Mercedes-Benz – The story behind the name
Mercedes-Benz remains one of the most desirable cars to own in the world. Its brand is associated with luxury, quality and reliability, but have you ever wondered where its name originated from?
That is a question that UK online car buying website, Sell Your Jamjar, recently wrote about in a lengthy blog post that looked back over the famous German car manufacturer’s history.
Contrary to what some may have thought the name Mercedes-Benz had nothing to do with the man behind the second part of the name – Karl Benz – who merged his business with Gottlieb Daimler and Wilhelm Maybach to form Mercedes-Benz in 1926.
Mercedes was actually a brand of Daimler and Maybach’s company – Daimler-Motoren-Gesellschaft – and introduced by a member of DMG’s board called Emil Jellinek.

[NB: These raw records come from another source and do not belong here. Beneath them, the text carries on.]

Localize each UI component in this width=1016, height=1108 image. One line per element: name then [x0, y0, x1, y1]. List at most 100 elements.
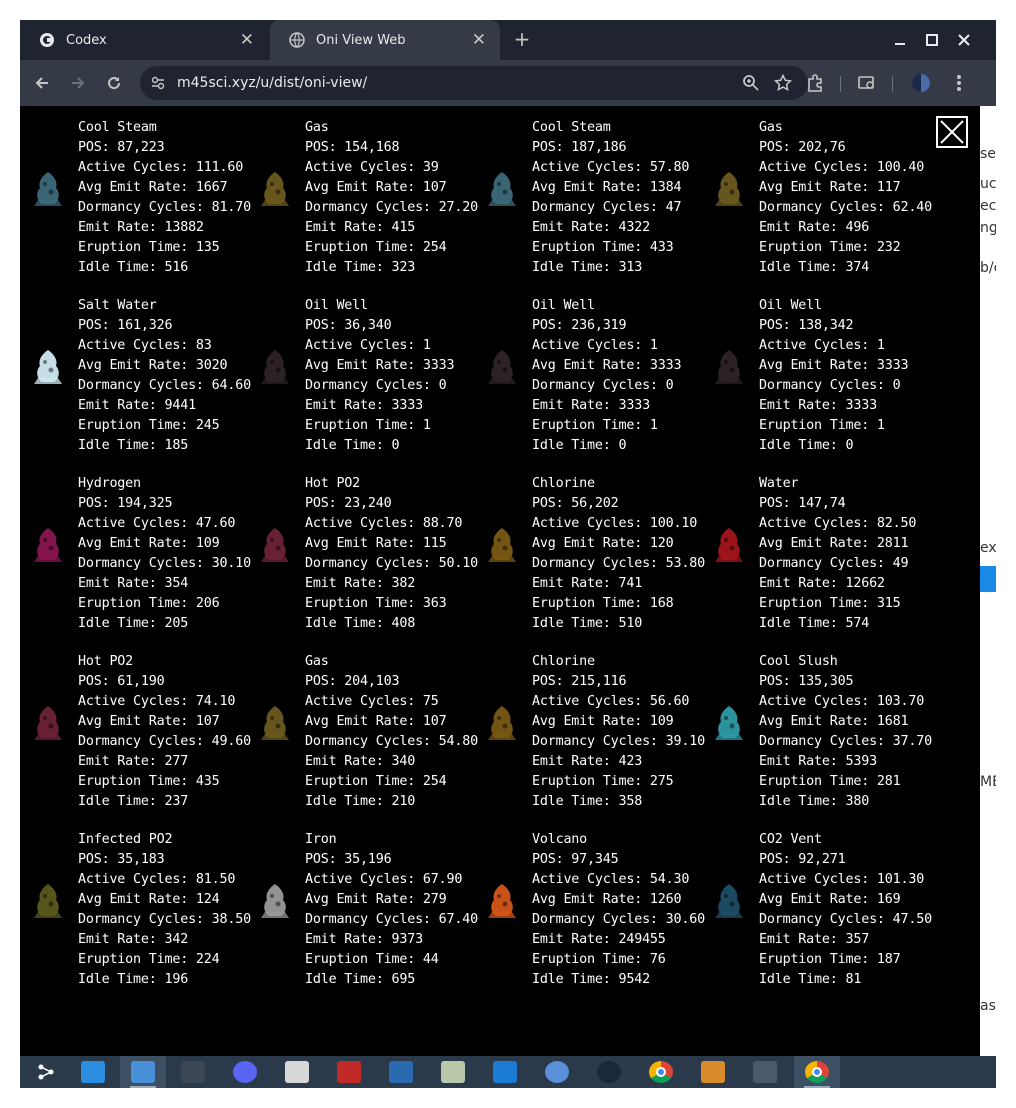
taskbar-docker-icon[interactable] — [534, 1056, 580, 1088]
geyser-name: Infected PO2 — [78, 832, 173, 847]
geyser-avg: Avg Emit Rate: 107 — [305, 714, 447, 729]
geyser-avg: Avg Emit Rate: 109 — [532, 714, 674, 729]
minimize-icon[interactable] — [888, 28, 912, 52]
taskbar-writer-icon[interactable] — [378, 1056, 424, 1088]
taskbar-filezilla-icon[interactable] — [326, 1056, 372, 1088]
geyser-dormancy: Dormancy Cycles: 37.70 — [759, 734, 932, 749]
geyser-eruption: Eruption Time: 44 — [305, 952, 439, 967]
water-geyser-icon — [713, 526, 745, 566]
geyser-name: Gas — [759, 120, 783, 135]
strip-text: exe — [980, 540, 996, 556]
geyser-name: Iron — [305, 832, 337, 847]
geyser-active: Active Cycles: 100.40 — [759, 160, 925, 175]
close-tab-icon[interactable]: ✕ — [472, 30, 486, 50]
taskbar-chrome-icon[interactable] — [638, 1056, 684, 1088]
geyser-emit: Emit Rate: 354 — [78, 576, 189, 591]
geyser-pos: POS: 135,305 — [759, 674, 854, 689]
taskbar-steam-icon[interactable] — [586, 1056, 632, 1088]
geyser-avg: Avg Emit Rate: 107 — [78, 714, 220, 729]
geyser-name: Chlorine — [532, 476, 595, 491]
geyser-name: Cool Steam — [78, 120, 157, 135]
store-icon — [81, 1061, 105, 1083]
tab-search-icon[interactable] — [856, 72, 878, 94]
geyser-active: Active Cycles: 111.60 — [78, 160, 244, 175]
geyser-name: Gas — [305, 120, 329, 135]
taskbar-terminal-icon[interactable] — [170, 1056, 216, 1088]
close-tab-icon[interactable]: ✕ — [240, 30, 254, 50]
profile-avatar[interactable] — [910, 72, 932, 94]
menu-kebab-icon[interactable] — [948, 72, 970, 94]
new-tab-button[interactable]: + — [510, 28, 534, 52]
geyser-name: Water — [759, 476, 799, 491]
geyser-name: Chlorine — [532, 654, 595, 669]
steam-icon — [597, 1061, 621, 1083]
geyser-avg: Avg Emit Rate: 117 — [759, 180, 901, 195]
geyser-name: Oil Well — [759, 298, 822, 313]
geyser-pos: POS: 23,240 — [305, 496, 392, 511]
tab-codex[interactable]: Codex ✕ — [20, 20, 268, 60]
taskbar-chrome-icon[interactable] — [794, 1056, 840, 1088]
maximize-icon[interactable] — [920, 28, 944, 52]
close-overlay-button[interactable] — [936, 116, 968, 148]
extensions-icon[interactable] — [804, 72, 826, 94]
geyser-emit: Emit Rate: 3333 — [305, 398, 423, 413]
geyser-pos: POS: 202,76 — [759, 140, 846, 155]
address-bar[interactable]: m45sci.xyz/u/dist/oni-view/ — [140, 66, 808, 100]
volcano-icon — [486, 882, 518, 922]
geyser-eruption: Eruption Time: 254 — [305, 774, 447, 789]
geyser-dormancy: Dormancy Cycles: 30.60 — [532, 912, 705, 927]
geyser-card: Salt Water POS: 161,326 Active Cycles: 83 A… — [20, 296, 251, 474]
taskbar — [20, 1056, 996, 1088]
geyser-card: Gas POS: 204,103 Active Cycles: 75 Avg Emit… — [247, 652, 478, 830]
window-close-icon[interactable] — [952, 28, 976, 52]
geyser-active: Active Cycles: 82.50 — [759, 516, 917, 531]
taskbar-flight-icon[interactable] — [482, 1056, 528, 1088]
discord-icon — [233, 1061, 257, 1083]
geyser-dormancy: Dormancy Cycles: 49.60 — [78, 734, 251, 749]
taskbar-settings-icon[interactable] — [742, 1056, 788, 1088]
geyser-card: Cool Steam POS: 187,186 Active Cycles: 57.… — [474, 118, 701, 296]
geyser-active: Active Cycles: 83 — [78, 338, 212, 353]
taskbar-app-menu-icon[interactable] — [24, 1056, 70, 1088]
geyser-eruption: Eruption Time: 1 — [759, 418, 885, 433]
forward-icon[interactable] — [66, 71, 90, 95]
geyser-idle: Idle Time: 0 — [759, 438, 854, 453]
geyser-idle: Idle Time: 358 — [532, 794, 643, 809]
geyser-info: Cool Steam POS: 187,186 Active Cycles: 57.… — [532, 118, 689, 278]
taskbar-mixer-icon[interactable] — [690, 1056, 736, 1088]
taskbar-store-icon[interactable] — [70, 1056, 116, 1088]
calculator-icon — [285, 1061, 309, 1083]
back-icon[interactable] — [30, 71, 54, 95]
geyser-name: Hot PO2 — [78, 654, 134, 669]
reload-icon[interactable] — [102, 71, 126, 95]
geyser-eruption: Eruption Time: 1 — [532, 418, 658, 433]
geyser-avg: Avg Emit Rate: 2811 — [759, 536, 909, 551]
geyser-avg: Avg Emit Rate: 1260 — [532, 892, 682, 907]
tab-oni-view-web[interactable]: Oni View Web ✕ — [270, 20, 500, 60]
taskbar-network-icon[interactable] — [430, 1056, 476, 1088]
geyser-eruption: Eruption Time: 281 — [759, 774, 901, 789]
geyser-eruption: Eruption Time: 135 — [78, 240, 220, 255]
zoom-icon[interactable] — [742, 74, 760, 92]
taskbar-calculator-icon[interactable] — [274, 1056, 320, 1088]
cool-steam-vent-icon — [32, 170, 64, 210]
geyser-pos: POS: 36,340 — [305, 318, 392, 333]
hydrogen-vent-icon — [32, 526, 64, 566]
geyser-name: Salt Water — [78, 298, 157, 313]
geyser-active: Active Cycles: 88.70 — [305, 516, 463, 531]
taskbar-files-icon[interactable] — [120, 1056, 166, 1088]
geyser-info: Chlorine POS: 215,116 Active Cycles: 56.60… — [532, 652, 705, 812]
site-info-icon[interactable] — [150, 75, 166, 91]
geyser-avg: Avg Emit Rate: 3333 — [305, 358, 455, 373]
geyser-dormancy: Dormancy Cycles: 47 — [532, 200, 682, 215]
geyser-avg: Avg Emit Rate: 279 — [305, 892, 447, 907]
bookmark-star-icon[interactable] — [773, 73, 793, 92]
tab-title: Codex — [66, 32, 107, 48]
taskbar-discord-icon[interactable] — [222, 1056, 268, 1088]
geyser-idle: Idle Time: 574 — [759, 616, 870, 631]
codex-icon — [38, 31, 56, 49]
geyser-emit: Emit Rate: 340 — [305, 754, 416, 769]
strip-text: ec — [980, 198, 996, 214]
co2-vent-icon — [713, 882, 745, 922]
geyser-pos: POS: 194,325 — [78, 496, 173, 511]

Jellinek, who was an Austrian automotive entrepreneur, was originally a distributor for DMG and offered to pay the company – before it merged with Benz – a substantial amount of money if it could design him a ‘revolutionary race car’. He wanted this car to be called ‘Mercedes’ after his daughter.
Jellinek is said to told designers that he ‘did not want a car for today or tomorrow but one for the day after tomorrow’. That car was the 35-hp Mercedes, and not long after, the ‘Mercedes’ name was trademarked.

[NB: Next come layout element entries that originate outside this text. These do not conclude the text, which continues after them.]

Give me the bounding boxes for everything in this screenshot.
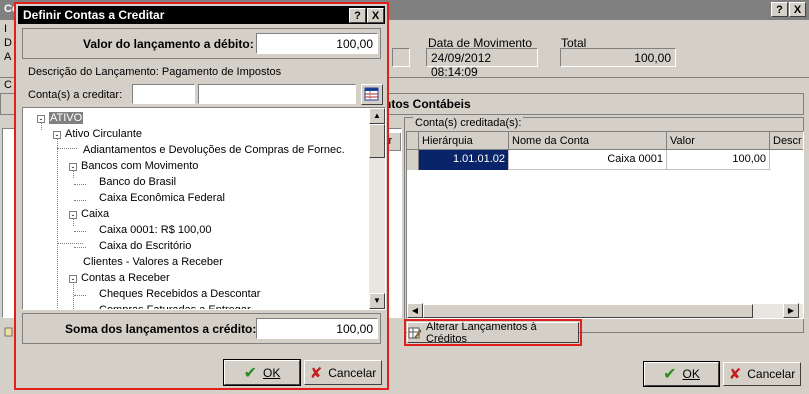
tree-item[interactable]: Adiantamentos e Devoluções de Compras de… xyxy=(83,144,345,156)
row-indicator-header xyxy=(407,132,419,150)
dialog-title-bar: Definir Contas a Creditar ? X xyxy=(18,6,385,24)
sum-label: Soma dos lançamentos a crédito: xyxy=(65,322,257,336)
tree-item[interactable]: Contas a Receber xyxy=(81,272,170,284)
cancel-x-icon: ✘ xyxy=(309,364,323,382)
account-lookup-button[interactable] xyxy=(361,84,383,105)
main-close-button[interactable]: X xyxy=(789,2,806,17)
section-title: ntos Contábeis xyxy=(384,97,471,111)
vscroll-thumb[interactable] xyxy=(369,124,385,158)
hscroll-thumb[interactable] xyxy=(423,304,753,318)
sum-value-field: 100,00 xyxy=(256,318,378,339)
sum-group: Soma dos lançamentos a crédito: 100,00 xyxy=(22,313,381,344)
edge-label-4: C xyxy=(4,79,12,91)
tree-item[interactable]: Cheques Recebidos a Descontar xyxy=(99,288,260,300)
edge-label-2: D xyxy=(4,37,12,49)
main-help-button[interactable]: ? xyxy=(771,2,788,17)
account-name-input[interactable] xyxy=(198,84,356,104)
cell-nome[interactable]: Caixa 0001 xyxy=(509,150,667,170)
col-valor[interactable]: Valor xyxy=(667,132,770,150)
dialog-ok-button-frame: ✔ OK xyxy=(223,359,301,386)
row-indicator xyxy=(407,150,419,170)
main-cancel-label: Cancelar xyxy=(747,367,796,381)
tree-item[interactable]: Compras Faturadas a Entregar xyxy=(99,304,251,309)
tree-vscroll[interactable]: ▲ ▼ xyxy=(369,108,385,309)
main-ok-button[interactable]: ✔ OK xyxy=(644,362,719,386)
grid-edit-icon xyxy=(408,326,422,340)
description-text: Descrição do Lançamento: Pagamento de Im… xyxy=(28,66,282,78)
dialog-help-button[interactable]: ? xyxy=(349,8,366,23)
credited-hscroll[interactable]: ◀ ▶ xyxy=(407,303,803,318)
tree-item[interactable]: Ativo Circulante xyxy=(65,128,142,140)
hscroll-left-arrow[interactable]: ◀ xyxy=(407,303,423,318)
tree-item[interactable]: Bancos com Movimento xyxy=(81,160,198,172)
debit-group: Valor do lançamento a débito: 100,00 xyxy=(22,28,381,59)
main-ok-label: OK xyxy=(682,367,700,381)
edge-icon xyxy=(4,326,14,338)
table-lookup-icon xyxy=(364,87,380,105)
dialog-title-text: Definir Contas a Creditar xyxy=(23,8,165,22)
check-icon: ✔ xyxy=(243,364,258,382)
tree-collapse-icon[interactable]: - xyxy=(53,131,61,140)
definir-contas-dialog: Definir Contas a Creditar ? X Valor do l… xyxy=(14,2,389,390)
alter-button-label: Alterar Lançamentos à Créditos xyxy=(426,320,537,345)
dialog-close-button[interactable]: X xyxy=(367,8,384,23)
date-field: 24/09/2012 08:14:09 xyxy=(426,48,538,79)
tree-item[interactable]: Caixa xyxy=(81,208,109,220)
partial-field xyxy=(392,48,410,67)
account-code-input[interactable] xyxy=(132,84,195,104)
dialog-ok-button[interactable]: ✔ OK xyxy=(224,360,300,385)
credited-grid[interactable]: Hierárquia Nome da Conta Valor Descr 1.0… xyxy=(406,131,804,319)
tree-collapse-icon[interactable]: - xyxy=(69,163,77,172)
edge-label-3: A xyxy=(4,51,12,63)
debit-value-field: 100,00 xyxy=(256,33,378,54)
tree-item[interactable]: Clientes - Valores a Receber xyxy=(83,256,223,268)
account-tree[interactable]: - ATIVO - Ativo Circulante Adiantamentos e D… xyxy=(22,107,386,310)
tree-item[interactable]: Caixa Econômica Federal xyxy=(99,192,225,204)
credited-label: Conta(s) creditada(s): xyxy=(413,117,524,129)
col-nome-conta[interactable]: Nome da Conta xyxy=(509,132,667,150)
accounts-label: Conta(s) a creditar: xyxy=(28,89,123,101)
dialog-cancel-label: Cancelar xyxy=(328,365,377,380)
alter-button-highlight: Alterar Lançamentos à Créditos xyxy=(404,319,582,346)
dialog-cancel-button[interactable]: ✘ Cancelar xyxy=(304,360,382,385)
main-cancel-button[interactable]: ✘ Cancelar xyxy=(723,362,801,386)
tree-item[interactable]: Caixa 0001: R$ 100,00 xyxy=(99,224,212,236)
tree-item[interactable]: ATIVO xyxy=(49,112,84,124)
edge-label-1: I xyxy=(4,23,8,35)
col-descr[interactable]: Descr xyxy=(770,132,803,150)
tree-collapse-icon[interactable]: - xyxy=(69,275,77,284)
vscroll-up-arrow[interactable]: ▲ xyxy=(369,108,385,124)
cell-hierarquia[interactable]: 1.01.01.02 xyxy=(419,150,509,170)
vscroll-down-arrow[interactable]: ▼ xyxy=(369,293,385,309)
check-icon: ✔ xyxy=(663,366,677,383)
main-ok-button-frame: ✔ OK xyxy=(643,361,720,387)
tree-item[interactable]: Caixa do Escritório xyxy=(99,240,191,252)
alter-lancamentos-button[interactable]: Alterar Lançamentos à Créditos xyxy=(407,320,579,345)
tree-item[interactable]: Banco do Brasil xyxy=(99,176,176,188)
dialog-ok-label: OK xyxy=(263,365,281,380)
tree-collapse-icon[interactable]: - xyxy=(37,115,45,124)
col-hierarquia[interactable]: Hierárquia xyxy=(419,132,509,150)
tree-collapse-icon[interactable]: - xyxy=(69,211,77,220)
total-field: 100,00 xyxy=(560,48,676,67)
hscroll-right-arrow[interactable]: ▶ xyxy=(783,303,799,318)
cancel-x-icon: ✘ xyxy=(728,366,742,383)
cell-valor[interactable]: 100,00 xyxy=(667,150,770,170)
debit-label: Valor do lançamento a débito: xyxy=(83,37,254,51)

Jellinek went to join the DMG board but was apparently later fired and even forced to leave Germany after being accused of espionage during the First World War. Mercedes died young at the age of 39, but name Mercedes-Benz lives on with sales at an all-time high last year.
Daimler revealed in January this year that it sold a record 1,738,854 Mercedes-Benz’s and Smart-branded cars in 2014, helped by an increase in demand in China for models such as the CLA coupe, GLA SUV, new C-Class saloon and estate and S-Class limousine.